An executive coaching client was recently offered her dream job: exciting work, inspiring executive management, blue sky growth and development.
But there was a problem.
“It’s in the Bay Area,” she told me, her voice flat and resigned. “I hate the Bay Area.”
This client, a young woman in a technical field, is a rising star in her organization. She is thriving in her current role; it’s just that, well, this new opportunity would be a leap upward.
“If this job were in Seattle, I’d take it in a second,” she said. “But the idea of moving to the Bay Area …” she trailed off.
“I love my life in Seattle,” she picked up again. “I mean, I have hiking dates planned after work all summer. You can’t do that in the Bay Area — you have to drive hours and hours to get into the woods.”
“OK, let’s look at some ‘base rates’ of this move,” I suggested, drawing on Chip Heath and Dan Heath’s 2013 book on decision making, “Decisive: How to Make Better Choices in Life and Work.”
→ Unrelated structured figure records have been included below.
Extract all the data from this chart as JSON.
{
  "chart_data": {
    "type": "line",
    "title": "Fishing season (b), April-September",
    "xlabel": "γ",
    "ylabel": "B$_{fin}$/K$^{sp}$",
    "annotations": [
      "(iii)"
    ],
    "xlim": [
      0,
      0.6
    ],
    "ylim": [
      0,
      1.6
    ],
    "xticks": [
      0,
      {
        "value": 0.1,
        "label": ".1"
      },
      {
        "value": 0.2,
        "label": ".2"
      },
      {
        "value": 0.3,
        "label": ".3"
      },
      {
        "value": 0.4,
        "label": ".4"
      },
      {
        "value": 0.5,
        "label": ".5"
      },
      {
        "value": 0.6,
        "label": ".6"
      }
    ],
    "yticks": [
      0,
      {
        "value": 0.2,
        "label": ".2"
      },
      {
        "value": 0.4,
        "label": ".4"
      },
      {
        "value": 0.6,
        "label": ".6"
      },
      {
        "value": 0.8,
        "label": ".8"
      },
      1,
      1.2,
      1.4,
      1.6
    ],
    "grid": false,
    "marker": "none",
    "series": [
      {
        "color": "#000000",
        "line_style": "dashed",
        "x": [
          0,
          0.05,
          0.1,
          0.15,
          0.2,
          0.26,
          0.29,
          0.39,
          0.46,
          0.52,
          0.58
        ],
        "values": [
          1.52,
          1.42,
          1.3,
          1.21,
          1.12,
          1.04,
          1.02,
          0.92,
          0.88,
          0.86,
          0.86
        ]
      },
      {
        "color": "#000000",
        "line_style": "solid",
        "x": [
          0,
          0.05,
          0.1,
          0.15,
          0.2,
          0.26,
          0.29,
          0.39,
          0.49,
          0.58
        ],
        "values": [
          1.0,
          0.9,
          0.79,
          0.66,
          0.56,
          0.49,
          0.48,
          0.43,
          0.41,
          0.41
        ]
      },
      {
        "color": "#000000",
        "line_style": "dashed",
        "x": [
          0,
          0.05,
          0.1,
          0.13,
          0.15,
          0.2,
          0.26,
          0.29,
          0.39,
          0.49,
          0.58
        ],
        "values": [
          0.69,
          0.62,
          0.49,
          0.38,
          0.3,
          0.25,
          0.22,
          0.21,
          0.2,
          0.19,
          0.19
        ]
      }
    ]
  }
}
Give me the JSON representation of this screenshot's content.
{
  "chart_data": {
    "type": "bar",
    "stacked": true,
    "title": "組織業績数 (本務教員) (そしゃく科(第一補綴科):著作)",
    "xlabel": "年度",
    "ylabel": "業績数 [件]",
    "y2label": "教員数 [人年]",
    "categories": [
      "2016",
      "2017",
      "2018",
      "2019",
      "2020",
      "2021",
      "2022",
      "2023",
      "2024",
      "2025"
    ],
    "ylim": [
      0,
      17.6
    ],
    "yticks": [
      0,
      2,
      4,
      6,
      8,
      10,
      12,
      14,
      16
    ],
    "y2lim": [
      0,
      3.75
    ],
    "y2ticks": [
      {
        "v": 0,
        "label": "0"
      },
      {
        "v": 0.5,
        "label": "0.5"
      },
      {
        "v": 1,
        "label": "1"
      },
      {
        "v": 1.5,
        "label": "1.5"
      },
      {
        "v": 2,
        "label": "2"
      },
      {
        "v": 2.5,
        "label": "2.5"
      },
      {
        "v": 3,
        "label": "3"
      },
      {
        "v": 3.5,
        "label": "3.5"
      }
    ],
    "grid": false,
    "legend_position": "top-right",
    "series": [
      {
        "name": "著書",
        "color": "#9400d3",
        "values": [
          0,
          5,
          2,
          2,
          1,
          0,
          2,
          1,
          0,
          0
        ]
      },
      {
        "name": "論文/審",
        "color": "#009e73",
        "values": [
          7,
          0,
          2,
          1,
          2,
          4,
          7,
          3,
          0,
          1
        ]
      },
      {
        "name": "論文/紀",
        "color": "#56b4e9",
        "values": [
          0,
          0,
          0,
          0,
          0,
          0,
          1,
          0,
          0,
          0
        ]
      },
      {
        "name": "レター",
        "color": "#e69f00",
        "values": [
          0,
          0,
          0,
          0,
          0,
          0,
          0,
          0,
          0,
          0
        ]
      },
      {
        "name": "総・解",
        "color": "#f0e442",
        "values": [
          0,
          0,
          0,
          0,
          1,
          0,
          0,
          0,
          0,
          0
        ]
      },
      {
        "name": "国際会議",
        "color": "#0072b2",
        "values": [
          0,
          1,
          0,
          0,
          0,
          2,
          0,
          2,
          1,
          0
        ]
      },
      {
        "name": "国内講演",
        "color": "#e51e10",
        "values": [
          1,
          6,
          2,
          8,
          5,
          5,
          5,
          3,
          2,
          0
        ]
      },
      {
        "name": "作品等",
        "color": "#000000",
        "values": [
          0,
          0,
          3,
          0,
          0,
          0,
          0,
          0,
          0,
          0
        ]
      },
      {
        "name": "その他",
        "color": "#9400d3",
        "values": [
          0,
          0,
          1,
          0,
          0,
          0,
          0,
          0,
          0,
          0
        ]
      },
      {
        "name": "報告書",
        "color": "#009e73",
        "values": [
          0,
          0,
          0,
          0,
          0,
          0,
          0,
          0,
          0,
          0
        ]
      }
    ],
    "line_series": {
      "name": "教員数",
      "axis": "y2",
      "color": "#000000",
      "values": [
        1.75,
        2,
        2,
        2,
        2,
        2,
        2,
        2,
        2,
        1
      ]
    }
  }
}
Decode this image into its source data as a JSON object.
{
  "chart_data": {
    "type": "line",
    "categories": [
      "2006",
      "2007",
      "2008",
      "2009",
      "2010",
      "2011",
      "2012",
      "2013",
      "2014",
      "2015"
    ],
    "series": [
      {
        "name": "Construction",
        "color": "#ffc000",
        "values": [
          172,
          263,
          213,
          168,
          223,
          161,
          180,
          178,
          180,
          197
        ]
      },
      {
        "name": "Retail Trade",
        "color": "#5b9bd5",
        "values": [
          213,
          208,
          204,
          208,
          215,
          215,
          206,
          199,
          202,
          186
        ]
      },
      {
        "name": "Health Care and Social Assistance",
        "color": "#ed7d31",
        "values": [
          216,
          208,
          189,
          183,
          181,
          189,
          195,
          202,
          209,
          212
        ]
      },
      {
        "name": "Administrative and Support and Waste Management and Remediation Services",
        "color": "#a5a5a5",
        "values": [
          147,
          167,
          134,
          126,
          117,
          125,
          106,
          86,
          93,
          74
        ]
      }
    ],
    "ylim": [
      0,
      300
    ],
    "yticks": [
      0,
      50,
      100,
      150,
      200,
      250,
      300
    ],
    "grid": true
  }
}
One of the tactics suggested by the Heath brothers is to think of people who’ve faced a similar situation and how they fared. “This involves looking for, in statistics terminology, some ‘base rates’ on the situation — data showing the record of other people in similar circumstances,” they write.
“Do you know people who moved from Seattle to the Bay Area to work in that organization?” I asked my client. “How are they doing?”
She said she had friends who did just that.
“They’re miserable,” she said flatly. “They love their jobs, but they hate their lives.”
That’s one base rate. I took another angle. “Let’s pretend you decided to take the job and you figured out how to be happy in the Bay Area,” I proposed. “How did you do it?”
She gamely engaged in the thought experiment.
“I guess I’d find housing near the company so I don’t have a 90-minute commute,” she said. “I’d work heads down all week, and then I guess I’d fly back to Seattle some weekends to see my fiancé and my dog and my friends.”
She didn’t look happy.
“I’m serious about my career,” she said. “I just feel like, as a young woman in tech, I can’t turn it down if I’m going to show that I am actually serious about my career.”
“What if we reframe that,” I suggested. “What if we agree that you are very, very serious about your career — on your own terms.”
“Your career on your terms is in Seattle,” I said. “You’re building a career and you’re building a life, and both are important.”
She looked at me, a smile slowly lighting up her face. Her dog owes me.